Simulate Spatial Transcriptomics Data
Description
Generates a simulated spatial transcriptomics dataset with a mixture of spatially variable genes (SVGs) and non-spatially variable genes. Uses scientifically accurate count distributions (Negative Binomial).
Usage
simulate_spatial_data(
n_spots = 500,
n_genes = 200,
n_svg = 50,
grid_type = c("hexagonal", "square", "random"),
pattern_types = c("gradient", "hotspot", "periodic", "cluster"),
mean_counts = 50,
dispersion = 5
)
Arguments
n_spots |
Integer. Number of spatial locations. Default is 500. |
n_genes |
Integer. Total number of genes. Default is 200. |
n_svg |
Integer. Number of spatially variable genes. Default is 50. |
grid_type |
Character. Type of spatial layout.
|
pattern_types |
Character vector. Types of spatial patterns for SVGs. Any combination of:
Default is all four types. |
mean_counts |
Numeric. Mean expression level for baseline. Default is 50. |
dispersion |
Numeric. Dispersion parameter for Negative Binomial. Smaller values = more overdispersion. Default is 5. |
Details
Spatial Patterns:
-
Gradient: Expression increases linearly along x-axis
-
Hotspot: High expression in circular regions
-
Periodic: Sine wave pattern along x-axis
-
Cluster: Expression in spatially defined clusters
Count Distribution: Counts are drawn from Negative Binomial distribution:
X \sim NB(\mu, \phi)
where mu is the mean (modulated by spatial pattern) and phi is dispersion.
Value
A list containing:
-
counts: Matrix of gene counts (genes × spots) -
spatial_coords: Matrix of spatial coordinates (spots × 2) -
gene_info: Data.frame with gene metadata includingis_svg(TRUE/FALSE) andpattern_type -
logcounts: Log-normalized counts (log2(counts + 1))
Examples
# Set seed for reproducibility before calling
set.seed(42)
sim_data <- simulate_spatial_data(n_spots = 200, n_genes = 50, n_svg = 10)
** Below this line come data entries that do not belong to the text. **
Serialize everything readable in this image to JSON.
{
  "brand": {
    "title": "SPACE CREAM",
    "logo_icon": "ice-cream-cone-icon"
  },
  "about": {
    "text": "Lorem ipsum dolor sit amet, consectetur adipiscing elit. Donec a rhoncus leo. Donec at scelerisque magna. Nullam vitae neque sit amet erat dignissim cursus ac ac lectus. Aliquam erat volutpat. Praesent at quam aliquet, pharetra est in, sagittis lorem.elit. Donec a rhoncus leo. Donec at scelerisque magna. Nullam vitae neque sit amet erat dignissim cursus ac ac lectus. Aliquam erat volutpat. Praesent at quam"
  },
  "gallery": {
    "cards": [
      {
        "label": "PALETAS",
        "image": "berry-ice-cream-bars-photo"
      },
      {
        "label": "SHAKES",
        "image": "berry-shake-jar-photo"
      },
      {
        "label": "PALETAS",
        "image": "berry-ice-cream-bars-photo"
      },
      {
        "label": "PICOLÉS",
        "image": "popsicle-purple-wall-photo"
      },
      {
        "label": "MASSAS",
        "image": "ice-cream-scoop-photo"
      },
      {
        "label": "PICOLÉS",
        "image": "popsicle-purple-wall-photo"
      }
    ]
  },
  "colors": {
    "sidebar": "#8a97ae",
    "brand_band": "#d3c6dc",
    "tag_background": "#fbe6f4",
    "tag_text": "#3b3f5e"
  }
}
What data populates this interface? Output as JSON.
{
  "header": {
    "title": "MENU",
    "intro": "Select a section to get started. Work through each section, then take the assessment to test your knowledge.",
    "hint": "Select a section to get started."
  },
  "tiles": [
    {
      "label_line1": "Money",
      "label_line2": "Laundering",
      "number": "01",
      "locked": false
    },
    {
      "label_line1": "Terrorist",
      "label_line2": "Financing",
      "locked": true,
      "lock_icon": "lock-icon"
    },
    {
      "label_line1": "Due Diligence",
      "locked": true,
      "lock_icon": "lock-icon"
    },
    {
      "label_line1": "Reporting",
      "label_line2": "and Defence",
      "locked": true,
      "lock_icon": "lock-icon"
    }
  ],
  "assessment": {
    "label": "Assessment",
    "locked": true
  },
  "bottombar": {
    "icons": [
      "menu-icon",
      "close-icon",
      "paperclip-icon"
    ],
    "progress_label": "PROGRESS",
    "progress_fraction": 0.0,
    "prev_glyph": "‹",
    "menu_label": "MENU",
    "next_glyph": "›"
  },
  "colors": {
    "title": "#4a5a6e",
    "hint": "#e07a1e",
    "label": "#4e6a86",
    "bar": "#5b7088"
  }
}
str(sim_data, max.level = 1)
# Use with SVG detection (requires RANN)
if (requireNamespace("RANN", quietly = TRUE)) {
results <- CalSVG_MERINGUE(sim_data$counts, sim_data$spatial_coords,
network_method = "knn", k = 10, verbose = FALSE)
}
Spatial Network Utilities
Description
Utility functions for building and manipulating spatial neighborhood networks. These functions are used by SVG detection methods to define spatial relationships between spots/cells.
Value
See individual function documentation for return values.
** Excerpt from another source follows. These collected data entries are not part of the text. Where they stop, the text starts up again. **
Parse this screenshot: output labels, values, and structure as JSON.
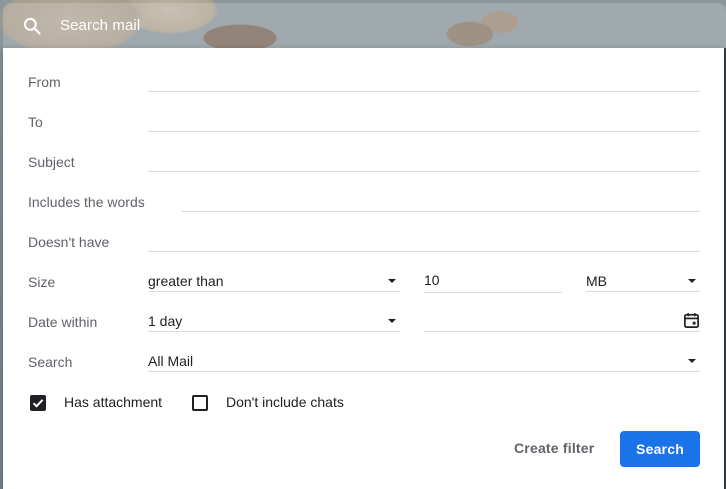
{
  "search_bar": {
    "placeholder": "Search mail",
    "icon": "search-icon"
  },
  "form": {
    "from": {
      "label": "From",
      "value": ""
    },
    "to": {
      "label": "To",
      "value": ""
    },
    "subject": {
      "label": "Subject",
      "value": ""
    },
    "includes_words": {
      "label": "Includes the words",
      "value": ""
    },
    "doesnt_have": {
      "label": "Doesn't have",
      "value": ""
    },
    "size": {
      "label": "Size",
      "comparator": "greater than",
      "value": "10",
      "unit": "MB"
    },
    "date_within": {
      "label": "Date within",
      "value": "1 day",
      "date": "",
      "icon": "calendar-icon"
    },
    "search_in": {
      "label": "Search",
      "value": "All Mail"
    },
    "has_attachment": {
      "label": "Has attachment",
      "checked": true
    },
    "dont_include_chats": {
      "label": "Don't include chats",
      "checked": false
    }
  },
  "actions": {
    "create_filter": "Create filter",
    "search": "Search"
  },
  "colors": {
    "primary": "#1a73e8",
    "label": "#5f6368",
    "divider": "#dadce0"
  }
}
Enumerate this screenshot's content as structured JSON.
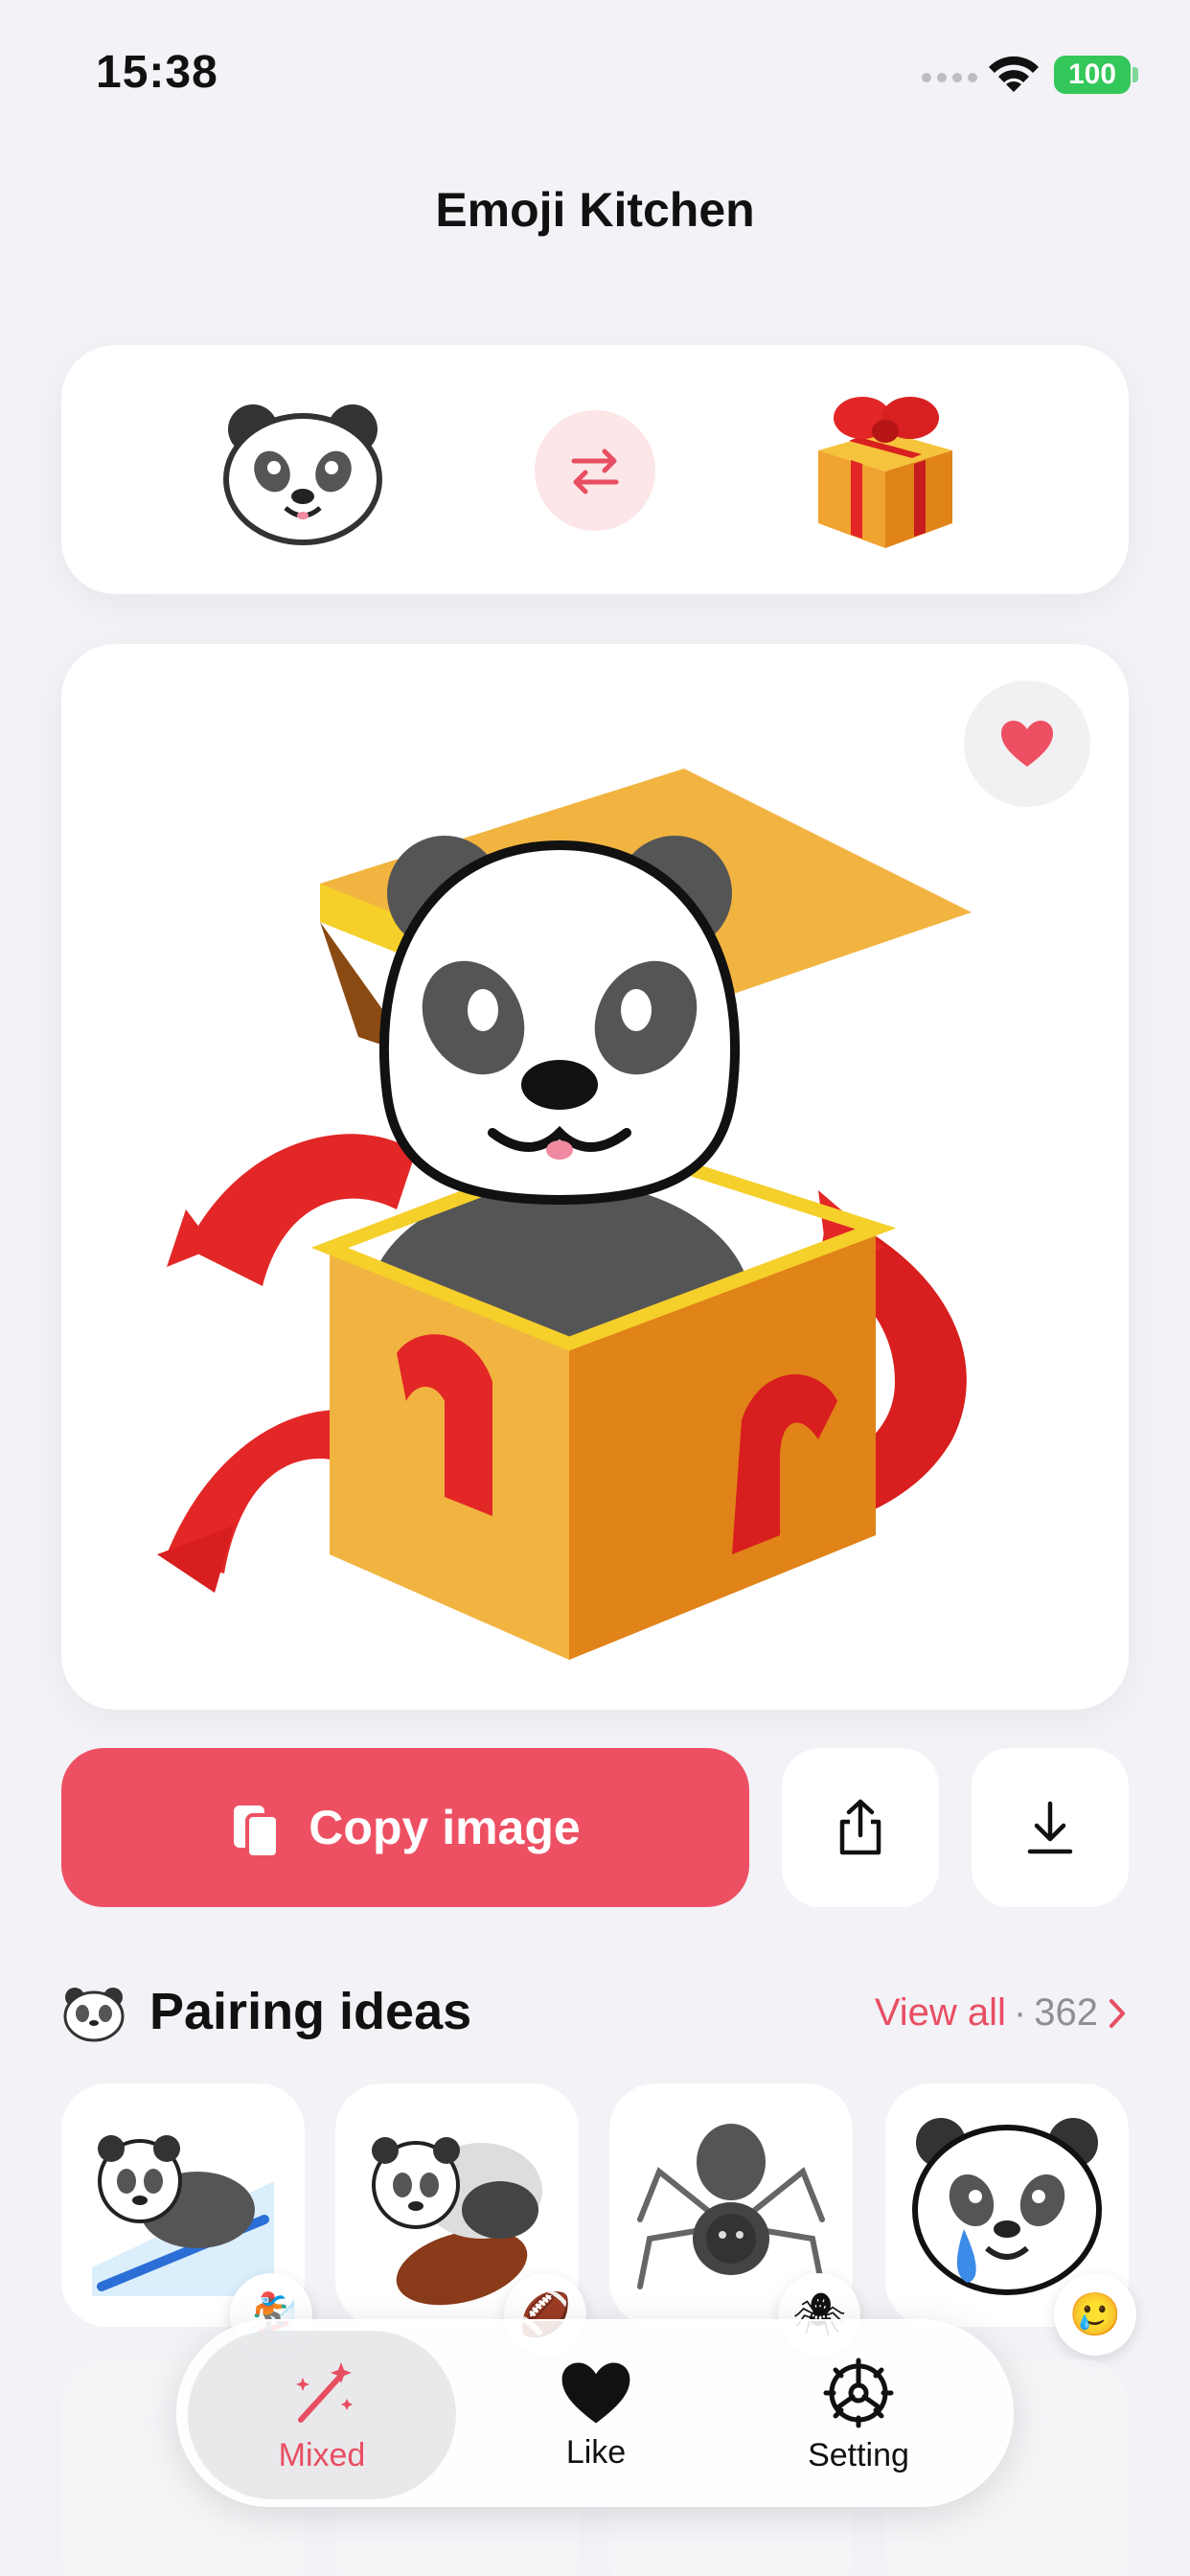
{
  "status_bar": {
    "time": "15:38",
    "battery": "100"
  },
  "header": {
    "title": "Emoji Kitchen"
  },
  "picker": {
    "left_emoji": "panda-face",
    "right_emoji": "wrapped-gift",
    "swap_icon": "swap-arrows-icon"
  },
  "preview": {
    "image": "panda-in-gift-box",
    "favorite_icon": "heart-icon",
    "accent": "#ee5063"
  },
  "actions": {
    "copy_label": "Copy image",
    "share_icon": "share-icon",
    "download_icon": "download-icon"
  },
  "pairing": {
    "title": "Pairing ideas",
    "view_all": "View all",
    "separator": "·",
    "count": "362",
    "items": [
      {
        "name": "panda-snowboarder",
        "badge": "🏂"
      },
      {
        "name": "panda-football",
        "badge": "🏈"
      },
      {
        "name": "panda-spider",
        "badge": "🕷"
      },
      {
        "name": "panda-crying",
        "badge": "🥲"
      }
    ]
  },
  "tab_bar": {
    "tabs": [
      {
        "label": "Mixed",
        "icon": "magic-wand-icon",
        "active": true
      },
      {
        "label": "Like",
        "icon": "heart-icon",
        "active": false
      },
      {
        "label": "Setting",
        "icon": "gear-icon",
        "active": false
      }
    ]
  }
}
Statistical Utilities for SVG Detection
Description
Statistical utility functions used by SVG detection methods, including Moran's I calculation, p-value computation, and expression binarization.
Value
See individual function documentation for return values.
Package Startup Messages
Description
Functions called when package is loaded and attached.
Value
No return value, called for side effects.